Den Haag / Lahey Serüveni ve Olaylar Olaylar - 2. Kısım #17

2018 / 2013 - Huoooop!
Öhöm öhöm. Hey. Huuooop. Sayın okurum. Allah kahretmesin duymuyor beni :/ Hacıııı. Hah. Yav çık bi havuzdan da gezi yazısı şeyapalım. Nasıl? Niye ya okuması zevkli değil mi? Yok yav valla akademik yazı baaabında değil. Hacı dur bi dinle, yazıda bol bol deniz, kum, deniz kabukları, güneş olacak. Adeta bir üniversitede yaz okulu havası. Nasıl ya? Üniversitede yaz okullarında öğrencilere sahil kenarında ders anlatılmıyor mu? Hiç yaz okuluna kalmadığımdan bilemiyorum :D ehehe neyse tamam ciddileşelim. Efendim geçen yazıya devam ediyoruz. Sonra üçüncü bir yazı daha olacak gibi duruyor hatta. Orada da sezon finali yapacağız. Hem bazı okurlar sürekli gezi yazısı görmekten bıkmıştır belki. Hem bak Yunus’un yazıları da geliyor, bana gerek yok gibi bir süre :D Blogun anahtarını ona verecem, sabahları tükanı o açacak. Küçük de bir anımı ekleyelim öyle başlayalım. Hacı şimdi gittim bizim evin altındaki marketten alışveriş yapıyorum. Tabi süreklilik içeren bir müşteri olduğum için kasiyerler falan da bana aşina. Hatta fırın bölümündeki tayfa ile kanka modundayız :D Neyse alacağımı aldım ödeme noktasında kasiyer bana bir cümle söyledi Almanca. Şimdi hacılar Almanca zaten zor, günlük dil olan Umgangsprache ayrı bir zor, üstüne Bavyera aksanı da anlaşılmaz bir zorlukta, üstüne bir de köy ağzı da birleşince bi bok anlamadım açık net. İlk kelime Wohin, nereye dedi o tamam ama gerisi yok. Acayip hızlı ve karışık. Wie Bitte? -efendim?- dedim, tekrarladı ama ı ıh. Gene beyinde Almanca bölümü yatışlarda. Arkada bir ton müşteri, ben rezil, ben utandı, ben yüzüm kıpkırmızı. Neyse bişeyler söyledim ama muhtemelen alakasız bişi idi ki kasiyerin yüzü düştü :D Hacılar şaka maka Almanca-Umgangsprache-Köy Almancası-Bavyera aksanı hepsinin kombinasyonu beynim için şu aralar fazla. Bu rezilliği de anlattıktan sonra başlayalım mı istersen ikinci yazıya? Tamam her zamanki geleneğimizi sürdürüyor ve LOS GEHT’S diyoruz. Vira bismillah!

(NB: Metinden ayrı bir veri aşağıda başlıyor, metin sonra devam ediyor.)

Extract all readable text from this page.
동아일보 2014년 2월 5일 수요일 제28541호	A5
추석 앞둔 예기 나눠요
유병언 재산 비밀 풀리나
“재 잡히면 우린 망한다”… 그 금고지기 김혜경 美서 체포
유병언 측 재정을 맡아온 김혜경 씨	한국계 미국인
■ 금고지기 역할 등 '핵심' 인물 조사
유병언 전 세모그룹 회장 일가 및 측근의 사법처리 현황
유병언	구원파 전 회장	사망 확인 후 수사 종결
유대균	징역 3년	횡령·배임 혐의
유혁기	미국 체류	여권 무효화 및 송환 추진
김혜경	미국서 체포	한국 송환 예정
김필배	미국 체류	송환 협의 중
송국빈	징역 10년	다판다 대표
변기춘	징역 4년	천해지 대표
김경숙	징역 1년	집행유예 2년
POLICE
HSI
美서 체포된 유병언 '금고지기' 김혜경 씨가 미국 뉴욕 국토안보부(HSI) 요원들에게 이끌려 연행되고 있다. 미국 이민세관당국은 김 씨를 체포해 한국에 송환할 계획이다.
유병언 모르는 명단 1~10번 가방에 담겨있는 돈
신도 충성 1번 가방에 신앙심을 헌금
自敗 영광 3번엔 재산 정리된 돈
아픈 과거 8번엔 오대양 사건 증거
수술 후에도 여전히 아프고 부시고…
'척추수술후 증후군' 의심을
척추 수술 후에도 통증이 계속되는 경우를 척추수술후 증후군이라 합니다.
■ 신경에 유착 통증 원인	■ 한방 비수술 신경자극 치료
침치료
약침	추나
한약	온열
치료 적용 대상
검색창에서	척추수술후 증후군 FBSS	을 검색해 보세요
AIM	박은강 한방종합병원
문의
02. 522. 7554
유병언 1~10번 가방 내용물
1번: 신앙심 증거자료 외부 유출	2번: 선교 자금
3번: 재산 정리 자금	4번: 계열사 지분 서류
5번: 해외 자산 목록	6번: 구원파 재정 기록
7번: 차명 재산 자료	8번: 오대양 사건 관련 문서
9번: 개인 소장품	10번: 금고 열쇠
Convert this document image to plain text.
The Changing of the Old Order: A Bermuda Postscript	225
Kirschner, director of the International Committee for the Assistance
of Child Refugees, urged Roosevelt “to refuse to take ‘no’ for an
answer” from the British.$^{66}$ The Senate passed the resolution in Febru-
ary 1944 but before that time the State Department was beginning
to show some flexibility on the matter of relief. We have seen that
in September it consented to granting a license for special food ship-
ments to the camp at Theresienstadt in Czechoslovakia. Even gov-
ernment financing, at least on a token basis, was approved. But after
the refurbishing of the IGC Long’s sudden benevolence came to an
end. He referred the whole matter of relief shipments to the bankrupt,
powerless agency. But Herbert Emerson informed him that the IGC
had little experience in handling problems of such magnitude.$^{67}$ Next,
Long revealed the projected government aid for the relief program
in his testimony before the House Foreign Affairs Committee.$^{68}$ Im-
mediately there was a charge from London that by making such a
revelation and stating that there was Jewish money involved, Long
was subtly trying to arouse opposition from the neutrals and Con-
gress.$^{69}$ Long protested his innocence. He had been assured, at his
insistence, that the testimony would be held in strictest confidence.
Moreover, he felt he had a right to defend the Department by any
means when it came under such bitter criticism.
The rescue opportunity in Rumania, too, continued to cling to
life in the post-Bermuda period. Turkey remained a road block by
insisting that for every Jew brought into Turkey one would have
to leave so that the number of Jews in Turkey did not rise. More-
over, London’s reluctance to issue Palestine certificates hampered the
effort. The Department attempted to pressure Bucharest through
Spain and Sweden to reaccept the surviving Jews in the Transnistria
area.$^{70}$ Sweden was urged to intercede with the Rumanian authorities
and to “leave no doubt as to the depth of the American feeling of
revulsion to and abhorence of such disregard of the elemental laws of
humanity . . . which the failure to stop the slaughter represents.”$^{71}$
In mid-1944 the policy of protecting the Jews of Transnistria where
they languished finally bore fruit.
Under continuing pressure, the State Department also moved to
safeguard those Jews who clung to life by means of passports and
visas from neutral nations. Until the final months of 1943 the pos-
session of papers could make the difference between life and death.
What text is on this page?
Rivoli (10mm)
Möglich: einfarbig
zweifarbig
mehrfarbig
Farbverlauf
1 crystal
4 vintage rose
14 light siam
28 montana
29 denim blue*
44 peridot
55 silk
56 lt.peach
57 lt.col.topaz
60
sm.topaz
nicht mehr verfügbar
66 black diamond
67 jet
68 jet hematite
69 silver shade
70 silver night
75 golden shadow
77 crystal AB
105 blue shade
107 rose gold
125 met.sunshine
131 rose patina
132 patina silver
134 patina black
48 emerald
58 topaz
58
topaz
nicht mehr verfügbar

Beynin Almanca bölümü, temsili

Efendim Den Haag macerasının ikinci gününde garip bir kültürel uyuşmazlıkla başladım. Şöyle ki, gece otele vardığımızda F5 olarak saat 8:40’da lobide hazır bulunacağımız şekilde anlaştık. Hiç bir sıkıntı yok. Fakat bak bizde şöyle bir şey vardır, otelde belli grupla takılırken napılır? Hacı kahvaltıya kaçta ineceksin beraber şeyapalım denilir. Yani en azından benim yaşadığım tüm tecrübeler bu yönde. Biraz da “kitlesel hareket prensibi”ni benimsemiş bir toplum olduğumuzdan bu gayet normal. Hah işte buradaki insanlar bireyselciliği benimsemiş olduğundan kahvaltısal bir diyalog gerçekleşmedi. Bir indim kahvaltıya [üstümde takım elbise, nedense az biraz özgüvensizlik veya daha doğrusu bilinmeyene karşı duyulan bir ürküntü] herkes ayrı kahvaltı ediyor gruptan. Michaela ile otobüs şoförü ayrı, Jonannes kayıp, Laura ile Jana ayrı şeyapıyor, Nico da ayrı ama sonradan gelip Michaela masasına oturdu falan. Aldım krosanımı kahvemi peynirimi, oturdum efendi efendi o masaya dahil olup yedim içtim. Hayır bir de otele verdiğim para malum, ben zararımı bir yerden çıkarmalıyım diye bakıyorum. [Fincan genleri devreye girdi diyebiliriz] [Yemekhaneye girişte oda numarasını soruyor görevli doğal olarak. Orada beynim nedense Almanca modunda ama karşıdaki Hollandalı olduğu için İngilizce söylemem lazım. Hacılar İngilizce 614 gelmiyor aklıma :D Almancası var o esnada, dilin ucunda söylemem için sırada bekliyor ama İngilizce yok. Almancasını söyleyiverdim rahatladım. Şu beynimin diller arası geçişleri ve Almanca / Türkçe veya İngilizce modunda uyanarak diğer iki dil unutması sorununu halletmem lazım] Kahvaltıdan sonra otobüsümüz ile ilk durağımız olan Uluslararası Lübnan Özel Mahkemesi’ne geçtik. [Special Tribunal for Lebanon] Girişteki üst araması, pasaport-kimlik kontrolü merasiminden sonra içeride bize 3 veya 4 ayrı görevli mahkeme hakkında bilgi verdi. Fakat bunlar arasında en canlısı, enerjiği, harikası Kanada’dan gelen avukat hanımdı. Kadın harbi diyorum ne kadar enerjik ve espriliydi. Hayran oldum resmen. 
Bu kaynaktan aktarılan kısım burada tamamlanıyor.